Lecture contrauctoriale: "La Fontaine à contre-courant? Essai de désobéissance critique", par Arnaud Welfringer.
Séminaire "en résidence" organisé par l'équipe Fabula du 7 au 11 septembre 2009, à Carqueiranne (83), en partenariat avec le projet HERMÈS (Histoires et théories de l'interprétation).



La Fontaine à contre-courant? Essai de désobéissance critique
(résumé et débat)

Comme on ne prouve jamais mieux l'existence du mouvement qu'en marchant, nous voulons tenter l'expérience d'une lecture contre-auctoriale à partir d'une fable de La Fontaine qui met elle-même en scène les jeux de l'interprétation et de l'autorité. «Testament expliqué par Ésope» (Fables, II, 20) célèbre la compétence herméneutique du Phrygien, qui résout l'énigme d'un testament incohérent; compétence propre à tout fabuliste, qui déchiffre en une moralité le récit qu'il produit.
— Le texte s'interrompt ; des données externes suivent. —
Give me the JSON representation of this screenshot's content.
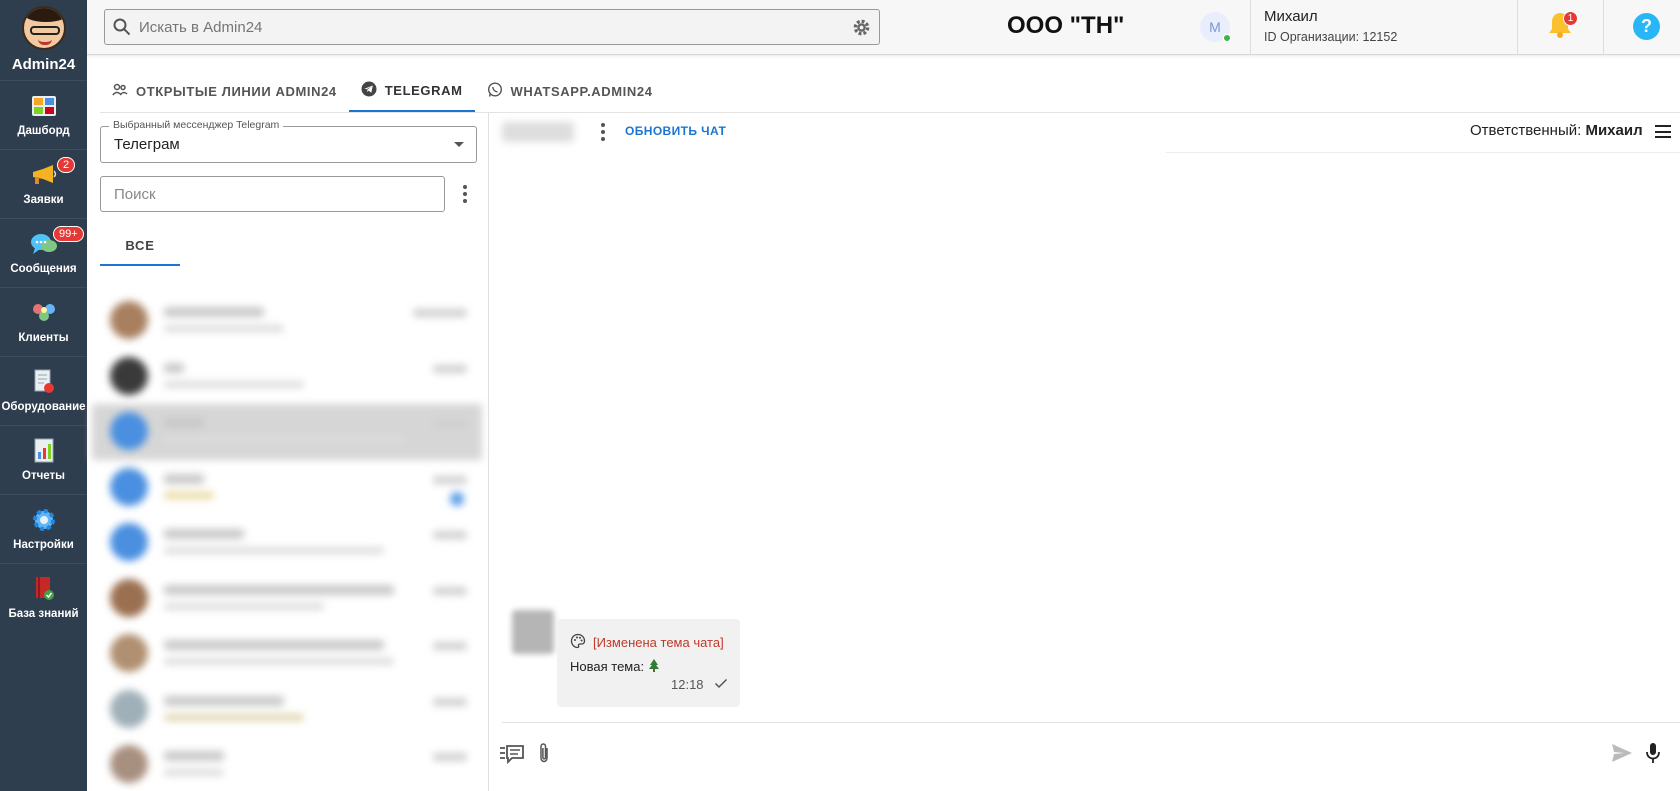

Comme dans la Vie d'Ésope, exemplaire du régime classique de l'auctorialité, La Fontaine affirme l'autorité de son prédécesseur pour établir la sienne.


1. Cependant, sur quoi se fonde-t-on, au juste, pour considérer que l'interprétation d'Ésope en cette fable est la bonne? Sinon, de façon circulaire, sur le seul présupposé de son autorité, dont la fable se veut pourtant la démonstration, l'«essai» (v. 4) ? Car La Fontaine, à la différence de ses prédécesseurs, s'est étrangement dispensé de garantir avec assurance l'interprétation du Phrygien. Il se pourrait bien que l'affaire du testament n'ait jamais été éclaircie; pire: qu'Ésope ait œuvré (sciemment?) à l'obscurcir.
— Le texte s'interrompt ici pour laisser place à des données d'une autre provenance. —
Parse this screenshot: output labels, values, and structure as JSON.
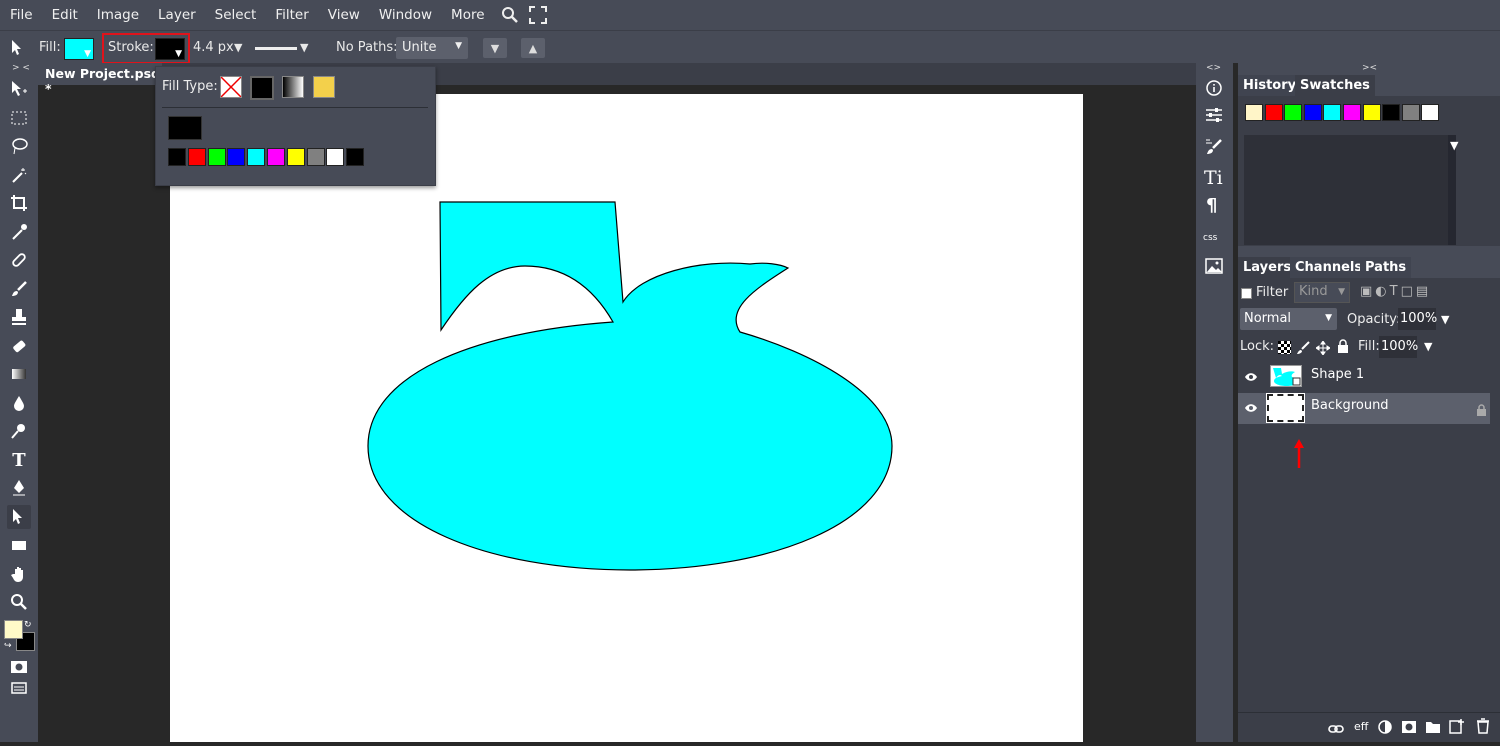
{
  "menu": {
    "items": [
      "File",
      "Edit",
      "Image",
      "Layer",
      "Select",
      "Filter",
      "View",
      "Window",
      "More"
    ]
  },
  "options": {
    "fill_label": "Fill:",
    "fill_color": "#00ffff",
    "stroke_label": "Stroke:",
    "stroke_color": "#000000",
    "stroke_width": "4.4 px",
    "paths_label": "No Paths:",
    "paths_mode": "Unite"
  },
  "document": {
    "tab_title": "New Project.psd *"
  },
  "fill_popup": {
    "fill_type_label": "Fill Type:",
    "current_color": "#000000",
    "palette": [
      "#000000",
      "#ff0000",
      "#00ff00",
      "#0000ff",
      "#00ffff",
      "#ff00ff",
      "#ffff00",
      "#808080",
      "#ffffff",
      "#000000"
    ]
  },
  "shape": {
    "fill": "#00ffff",
    "stroke": "#000000"
  },
  "colors": {
    "foreground": "#fffac8",
    "background": "#000000",
    "annotation": "#ff0000",
    "ui_bg": "#474b57"
  },
  "panels": {
    "top_tabs": [
      "History",
      "Swatches"
    ],
    "swatches": [
      "#fff5c8",
      "#ff0000",
      "#00ff00",
      "#0000ff",
      "#00ffff",
      "#ff00ff",
      "#ffff00",
      "#000000",
      "#808080",
      "#ffffff"
    ],
    "layer_tabs": [
      "Layers",
      "Channels",
      "Paths"
    ],
    "filter_label": "Filter",
    "kind_label": "Kind",
    "blend_mode": "Normal",
    "opacity_label": "Opacity:",
    "opacity_value": "100%",
    "lock_label": "Lock:",
    "fill_label": "Fill:",
    "fill_value": "100%",
    "layers": [
      {
        "name": "Shape 1",
        "selected": false
      },
      {
        "name": "Background",
        "selected": true
      }
    ],
    "footer_eff": "eff"
  },
  "icons": [
    "search-icon",
    "fullscreen-icon",
    "move-icon",
    "marquee-icon",
    "lasso-icon",
    "magic-wand-icon",
    "crop-icon",
    "eyedropper-icon",
    "healing-icon",
    "brush-icon",
    "stamp-icon",
    "eraser-icon",
    "gradient-icon",
    "blur-icon",
    "dodge-icon",
    "type-icon",
    "pen-icon",
    "path-select-icon",
    "rectangle-icon",
    "hand-icon",
    "zoom-icon",
    "info-icon",
    "adjust-icon",
    "brush-settings-icon",
    "character-icon",
    "paragraph-icon",
    "css-icon",
    "image-icon",
    "link-icon",
    "new-layer-icon",
    "folder-icon",
    "trash-icon"
  ]
}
En effet, la solution d'Ésope n'est pas sans présenter quelques difficultés, et tient mal à l'examen. La plus frappante est sans conteste l'introduction d'un élément donné comme essentiel, mais de fait absent de l'énoncé testamentaire: le mariage des filles. À tout prendre, ce n'est pas exactement le souci de l'établissement de sa progéniture qui semble hanter leur père, dont le testament ne prévoit guère que leur dépouillement. Par ailleurs, il est une autre énigme qu'Ésope ne semble jamais envisager: c'est l'énigmaticité même de ce testament. On voit mal comment une interprétation de celui-ci peut se dispenser d'intégrer cette difficulté: pourquoi donc le père a-t-il rédigé de façon si énigmatique son testament? La fable contient un dernier mystère: si le sens du testament est aussi évident qu'Ésope le prétend, que n'est-il intervenu plus tôt? On se serait épargné bien des peines et du temps, comme il en blâme lui-même les Athéniens: son retard à intervenir le rend également responsable de ce temps perdu.

Le dossier, hâtivement classé, mérite donc d'être rouvert pour rendre enfin justice aux dernières volontés du testateur, honteusement escamotées par le fabuliste. La contre-enquête que nous proposons essaie de rendre compte des raisons pour lesquels ce père de famille a bien pu rédiger un testament aussi incompréhensible; elle s'appuie sur les éléments non fonctionnels introduits par La Fontaine dans sa récriture de l'apologue de Phèdre, à ce titre possibles indices fournis au lecteur. Leur examen permet de faire l'hypothèse d'un héritage délibérément bloqué ou au moins retardé par le père, sanctionnant ainsi l'inconduite de ses filles. L'intervention d'Ésope, si tardive, deviendrait alors, après l'intervention des avocats, un moyen de continuer à empêcher que les filles ne jouissent des biens du père.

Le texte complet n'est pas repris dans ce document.